Under the Project, Epoch Wires will conduct research and development efforts to design and manufacture superconductive cables carrying a very high DC power to replace the conventional electrical distribution bus in high power density applications, such as data centres. Previously, the company successfully completed manufacturing experiments to produce an infinitely-long Magnesium Diboride (MgB2) wire with excellent physical properties. The new wire is produced at the lowest market price at high production capacities enabling medical, and large-scale energy applications to meet mass market demand. The company plans to start commercial production in 2014.

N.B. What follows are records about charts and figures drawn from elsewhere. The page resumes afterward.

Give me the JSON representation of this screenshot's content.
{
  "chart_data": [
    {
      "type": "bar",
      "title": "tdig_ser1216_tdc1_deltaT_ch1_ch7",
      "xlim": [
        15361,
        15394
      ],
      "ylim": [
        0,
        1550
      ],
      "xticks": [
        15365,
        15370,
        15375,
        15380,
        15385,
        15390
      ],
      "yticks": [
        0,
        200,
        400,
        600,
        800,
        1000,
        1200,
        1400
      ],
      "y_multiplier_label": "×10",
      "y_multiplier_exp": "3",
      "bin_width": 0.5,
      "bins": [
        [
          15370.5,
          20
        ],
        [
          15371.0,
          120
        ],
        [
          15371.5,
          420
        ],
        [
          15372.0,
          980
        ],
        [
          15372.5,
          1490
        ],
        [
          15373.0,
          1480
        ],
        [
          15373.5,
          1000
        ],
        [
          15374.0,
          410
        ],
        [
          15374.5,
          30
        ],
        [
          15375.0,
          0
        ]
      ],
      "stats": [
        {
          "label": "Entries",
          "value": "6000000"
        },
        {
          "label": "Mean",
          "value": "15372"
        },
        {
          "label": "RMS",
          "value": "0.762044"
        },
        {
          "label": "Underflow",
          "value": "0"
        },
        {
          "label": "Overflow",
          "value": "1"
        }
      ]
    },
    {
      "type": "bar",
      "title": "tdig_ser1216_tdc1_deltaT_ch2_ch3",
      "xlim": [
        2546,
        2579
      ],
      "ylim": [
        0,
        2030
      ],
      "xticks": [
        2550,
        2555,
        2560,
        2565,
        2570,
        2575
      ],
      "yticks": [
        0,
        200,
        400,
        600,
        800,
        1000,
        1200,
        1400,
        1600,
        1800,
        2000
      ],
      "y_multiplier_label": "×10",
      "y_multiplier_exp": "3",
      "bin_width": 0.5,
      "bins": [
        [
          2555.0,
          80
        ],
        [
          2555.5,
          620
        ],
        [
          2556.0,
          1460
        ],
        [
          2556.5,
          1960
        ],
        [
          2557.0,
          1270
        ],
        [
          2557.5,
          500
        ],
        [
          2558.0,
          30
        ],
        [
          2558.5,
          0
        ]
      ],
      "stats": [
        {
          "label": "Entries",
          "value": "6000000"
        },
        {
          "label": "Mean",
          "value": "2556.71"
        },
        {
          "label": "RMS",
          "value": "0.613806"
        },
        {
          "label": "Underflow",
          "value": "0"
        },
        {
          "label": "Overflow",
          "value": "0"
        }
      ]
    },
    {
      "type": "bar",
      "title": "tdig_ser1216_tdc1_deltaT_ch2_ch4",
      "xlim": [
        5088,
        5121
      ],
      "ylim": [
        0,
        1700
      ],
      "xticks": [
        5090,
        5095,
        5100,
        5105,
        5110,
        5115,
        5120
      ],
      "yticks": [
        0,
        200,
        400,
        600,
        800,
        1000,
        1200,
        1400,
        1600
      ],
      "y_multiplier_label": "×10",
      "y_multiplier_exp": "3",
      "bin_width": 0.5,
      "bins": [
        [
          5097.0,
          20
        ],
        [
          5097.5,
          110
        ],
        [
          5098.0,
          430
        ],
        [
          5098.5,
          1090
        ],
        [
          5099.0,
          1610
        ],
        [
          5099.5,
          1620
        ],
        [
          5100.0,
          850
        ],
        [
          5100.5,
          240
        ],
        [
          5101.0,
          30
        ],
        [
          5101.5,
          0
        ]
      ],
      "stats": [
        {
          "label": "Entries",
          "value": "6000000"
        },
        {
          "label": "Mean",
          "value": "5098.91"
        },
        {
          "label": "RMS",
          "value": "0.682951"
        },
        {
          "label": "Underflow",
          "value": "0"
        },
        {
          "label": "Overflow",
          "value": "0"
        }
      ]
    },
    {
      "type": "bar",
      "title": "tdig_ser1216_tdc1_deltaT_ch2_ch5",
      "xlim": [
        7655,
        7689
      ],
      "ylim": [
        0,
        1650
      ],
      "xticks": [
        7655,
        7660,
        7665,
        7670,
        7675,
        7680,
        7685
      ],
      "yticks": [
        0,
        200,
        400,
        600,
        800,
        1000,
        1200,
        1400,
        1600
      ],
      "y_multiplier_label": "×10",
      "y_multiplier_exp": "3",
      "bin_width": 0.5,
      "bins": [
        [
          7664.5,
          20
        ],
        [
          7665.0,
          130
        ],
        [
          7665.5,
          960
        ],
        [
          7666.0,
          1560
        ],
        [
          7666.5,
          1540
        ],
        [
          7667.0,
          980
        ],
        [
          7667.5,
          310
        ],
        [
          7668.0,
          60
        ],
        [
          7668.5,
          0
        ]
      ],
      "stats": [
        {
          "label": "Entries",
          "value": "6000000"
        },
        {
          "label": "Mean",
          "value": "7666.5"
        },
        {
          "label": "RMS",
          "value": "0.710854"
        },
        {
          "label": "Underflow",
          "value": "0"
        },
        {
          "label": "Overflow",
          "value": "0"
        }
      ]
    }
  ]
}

Dr.Serdar Atamert, founder and CEO of Epoch Wires, said "We are very pleased to have won this grant which will facilitate development of our infinitely-long wire production." He added " This project aims to design and manufacture low cost MgB2 based superconductive DC cables, which simplify the installation electrical network and eliminate a number of AC/DC conversions and power losses due to ohmic resistance in data centres as well as in other high energy demanding applications." The project will investigate the feasibility of the wire in application to the new data centre under construction in University of Cambridge.